Erfurt (mg/pm) – Es war eine Mega Boxnacht was über 5500 Zuschauer in der ausverkauften Erfurter Messehalle erlebten. Ein Europameisterschaftskampf und zwei Weltmeisterschaftskämpfe standen auf dem Programm.
Beim WBO-Weltmeisterschaftskampf traf der Herausforderer Ola Afolabi (l.) den Champion Marco Huck (r.) mehrmals mit plazierten Treffern.

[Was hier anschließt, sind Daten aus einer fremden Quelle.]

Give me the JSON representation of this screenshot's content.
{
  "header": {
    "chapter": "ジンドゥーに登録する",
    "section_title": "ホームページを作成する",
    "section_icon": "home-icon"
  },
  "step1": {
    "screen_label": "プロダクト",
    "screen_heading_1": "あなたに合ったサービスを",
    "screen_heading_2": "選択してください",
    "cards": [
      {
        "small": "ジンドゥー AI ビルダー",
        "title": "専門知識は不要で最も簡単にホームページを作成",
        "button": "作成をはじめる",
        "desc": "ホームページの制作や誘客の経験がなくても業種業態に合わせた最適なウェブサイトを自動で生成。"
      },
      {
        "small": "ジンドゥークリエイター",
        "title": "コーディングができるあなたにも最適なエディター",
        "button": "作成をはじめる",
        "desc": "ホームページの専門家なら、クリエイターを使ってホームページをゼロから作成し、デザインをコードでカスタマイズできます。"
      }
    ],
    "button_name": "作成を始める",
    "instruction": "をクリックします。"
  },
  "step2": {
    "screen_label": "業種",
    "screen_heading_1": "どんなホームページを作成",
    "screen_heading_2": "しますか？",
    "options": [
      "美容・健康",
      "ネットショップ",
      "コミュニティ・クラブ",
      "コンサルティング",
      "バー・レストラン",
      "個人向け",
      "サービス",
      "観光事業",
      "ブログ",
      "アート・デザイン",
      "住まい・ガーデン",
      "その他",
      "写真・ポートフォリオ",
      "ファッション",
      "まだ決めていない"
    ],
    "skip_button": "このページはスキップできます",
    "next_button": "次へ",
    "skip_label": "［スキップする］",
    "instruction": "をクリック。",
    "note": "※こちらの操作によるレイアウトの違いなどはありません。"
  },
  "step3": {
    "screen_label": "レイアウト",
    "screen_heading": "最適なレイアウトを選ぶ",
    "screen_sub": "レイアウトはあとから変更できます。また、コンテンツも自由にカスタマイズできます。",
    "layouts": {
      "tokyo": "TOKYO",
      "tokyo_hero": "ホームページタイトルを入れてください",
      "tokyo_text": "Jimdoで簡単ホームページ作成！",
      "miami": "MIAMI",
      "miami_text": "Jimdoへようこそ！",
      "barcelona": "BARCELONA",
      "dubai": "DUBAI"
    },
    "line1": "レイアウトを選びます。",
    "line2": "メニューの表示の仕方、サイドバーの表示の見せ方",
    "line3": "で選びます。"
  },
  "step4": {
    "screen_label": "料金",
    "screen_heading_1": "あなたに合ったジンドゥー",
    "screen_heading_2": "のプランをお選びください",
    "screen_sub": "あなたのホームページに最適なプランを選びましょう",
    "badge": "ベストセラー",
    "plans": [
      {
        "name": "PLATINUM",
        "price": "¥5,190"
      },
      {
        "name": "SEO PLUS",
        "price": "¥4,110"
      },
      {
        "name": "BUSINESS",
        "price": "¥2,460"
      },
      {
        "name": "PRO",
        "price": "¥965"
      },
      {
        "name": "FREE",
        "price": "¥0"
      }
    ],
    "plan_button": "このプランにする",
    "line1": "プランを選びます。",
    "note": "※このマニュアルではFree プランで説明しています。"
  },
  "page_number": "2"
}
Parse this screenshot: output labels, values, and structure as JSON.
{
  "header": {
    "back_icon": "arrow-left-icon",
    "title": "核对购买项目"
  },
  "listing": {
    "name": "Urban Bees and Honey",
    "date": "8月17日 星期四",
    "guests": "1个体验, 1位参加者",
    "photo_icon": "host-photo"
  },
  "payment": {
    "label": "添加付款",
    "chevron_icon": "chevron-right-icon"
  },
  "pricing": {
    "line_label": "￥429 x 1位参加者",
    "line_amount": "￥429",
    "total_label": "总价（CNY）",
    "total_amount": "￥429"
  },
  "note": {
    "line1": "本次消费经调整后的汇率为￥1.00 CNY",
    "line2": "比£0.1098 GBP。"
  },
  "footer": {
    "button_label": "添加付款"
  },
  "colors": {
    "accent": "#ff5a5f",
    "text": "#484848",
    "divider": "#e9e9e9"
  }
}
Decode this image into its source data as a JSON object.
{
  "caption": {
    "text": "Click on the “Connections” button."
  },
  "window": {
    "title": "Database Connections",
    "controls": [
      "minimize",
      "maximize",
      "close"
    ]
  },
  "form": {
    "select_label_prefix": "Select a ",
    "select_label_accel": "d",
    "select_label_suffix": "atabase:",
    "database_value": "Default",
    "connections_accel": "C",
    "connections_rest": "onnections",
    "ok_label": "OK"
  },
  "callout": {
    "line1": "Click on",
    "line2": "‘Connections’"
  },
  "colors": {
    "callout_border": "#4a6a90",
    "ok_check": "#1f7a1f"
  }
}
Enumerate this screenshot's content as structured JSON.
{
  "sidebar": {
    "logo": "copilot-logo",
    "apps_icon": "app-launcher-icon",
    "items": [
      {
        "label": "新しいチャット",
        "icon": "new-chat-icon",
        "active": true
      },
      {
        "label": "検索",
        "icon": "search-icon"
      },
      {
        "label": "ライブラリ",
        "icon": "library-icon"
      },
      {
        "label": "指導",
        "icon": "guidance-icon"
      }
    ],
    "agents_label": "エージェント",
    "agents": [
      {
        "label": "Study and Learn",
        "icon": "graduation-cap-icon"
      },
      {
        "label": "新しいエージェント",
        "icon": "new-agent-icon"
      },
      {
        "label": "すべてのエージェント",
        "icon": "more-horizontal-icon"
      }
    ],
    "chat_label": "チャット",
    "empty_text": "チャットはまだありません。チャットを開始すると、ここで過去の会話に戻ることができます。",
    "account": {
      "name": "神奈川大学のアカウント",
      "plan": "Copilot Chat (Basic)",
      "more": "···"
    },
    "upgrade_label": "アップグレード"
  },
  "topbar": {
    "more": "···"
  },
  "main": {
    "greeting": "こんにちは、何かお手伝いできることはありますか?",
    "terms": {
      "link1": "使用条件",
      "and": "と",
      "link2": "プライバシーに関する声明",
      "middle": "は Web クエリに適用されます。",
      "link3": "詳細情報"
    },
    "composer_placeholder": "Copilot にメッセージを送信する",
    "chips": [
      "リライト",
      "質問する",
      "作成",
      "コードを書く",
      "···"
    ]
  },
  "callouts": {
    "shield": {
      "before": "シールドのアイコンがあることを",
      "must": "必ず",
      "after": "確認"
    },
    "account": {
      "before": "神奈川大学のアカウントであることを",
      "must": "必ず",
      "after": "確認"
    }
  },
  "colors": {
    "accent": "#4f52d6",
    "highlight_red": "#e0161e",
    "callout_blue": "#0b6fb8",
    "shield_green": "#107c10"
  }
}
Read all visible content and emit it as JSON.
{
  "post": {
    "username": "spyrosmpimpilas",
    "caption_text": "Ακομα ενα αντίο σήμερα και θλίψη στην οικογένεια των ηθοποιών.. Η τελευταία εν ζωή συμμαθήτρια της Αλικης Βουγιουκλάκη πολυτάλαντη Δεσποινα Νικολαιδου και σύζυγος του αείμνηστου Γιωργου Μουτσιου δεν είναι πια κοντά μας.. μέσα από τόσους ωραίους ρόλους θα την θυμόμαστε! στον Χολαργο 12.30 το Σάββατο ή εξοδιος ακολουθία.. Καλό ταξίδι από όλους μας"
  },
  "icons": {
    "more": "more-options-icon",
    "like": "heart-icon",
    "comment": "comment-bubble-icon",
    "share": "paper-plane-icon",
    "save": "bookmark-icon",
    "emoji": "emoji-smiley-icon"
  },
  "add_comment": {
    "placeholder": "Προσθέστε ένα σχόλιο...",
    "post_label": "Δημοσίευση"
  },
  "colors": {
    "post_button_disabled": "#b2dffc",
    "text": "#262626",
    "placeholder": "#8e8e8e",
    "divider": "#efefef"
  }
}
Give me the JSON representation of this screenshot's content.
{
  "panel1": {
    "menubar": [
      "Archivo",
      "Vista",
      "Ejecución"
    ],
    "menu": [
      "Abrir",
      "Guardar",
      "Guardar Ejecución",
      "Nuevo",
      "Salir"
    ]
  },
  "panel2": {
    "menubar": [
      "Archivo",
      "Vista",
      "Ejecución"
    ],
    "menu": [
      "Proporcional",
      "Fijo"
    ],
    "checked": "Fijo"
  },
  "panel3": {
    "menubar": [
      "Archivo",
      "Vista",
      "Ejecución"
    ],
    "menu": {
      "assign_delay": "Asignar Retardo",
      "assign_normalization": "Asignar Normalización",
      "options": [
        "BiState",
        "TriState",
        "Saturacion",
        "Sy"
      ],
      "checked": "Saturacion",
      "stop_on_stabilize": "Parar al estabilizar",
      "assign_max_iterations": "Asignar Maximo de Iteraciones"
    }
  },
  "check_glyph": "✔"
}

© Foto: Matthias GränzdörferAls erster Kampf an diesem Abend stand der Europameisterschaftskampf im Schwergewicht zwischen Kubrat Pulev aus Bulgarien gegen den Herausforderer Alexander Dimitrenko aus Deutschland auf dem Programm. Schon dieser Kampf hielt, was er versprach. Alexander Dimitrenko versuchte den Kampf von Anfang an zu bestimmen und begann mit hohen Tempo den Kampf. Gekonnt setzte er seine Führungshand ein. Pulev hielt sich die ersten Runden zurück, um aber immer wieder mit platzierten Schlägen seinen Gegner zu treffen. Zum Ende des Kampfes wurde der Bulgare immer stärker und Dimitrenko konnte nichts mehr entgegensetzen. Eine Sekunde vor Ende der elften Runde gewann Kubrat Pulev den Kampf durch K.O. den Europa-Meisterschaftstitel.
Kurz vor 23 Uhr war es dann soweit. ARD Moderator Waldemar Hartmann und Box Experte Henry Maske begrüßten vor der Live Übertragung im Fernsehen das Erfurter Publikum, denn der Hauptkampf des Abends stand auf dem Programm. Der Titelkampf im Cruisergewicht zwischen dem Pflichtherausforderer Ola Afolabi und dem WBO-Weltmeister Marco "Käpt´n" Huck. Es war der große Kampf und hielt, was er versprach und die Zuschauer sich erhofft hatten.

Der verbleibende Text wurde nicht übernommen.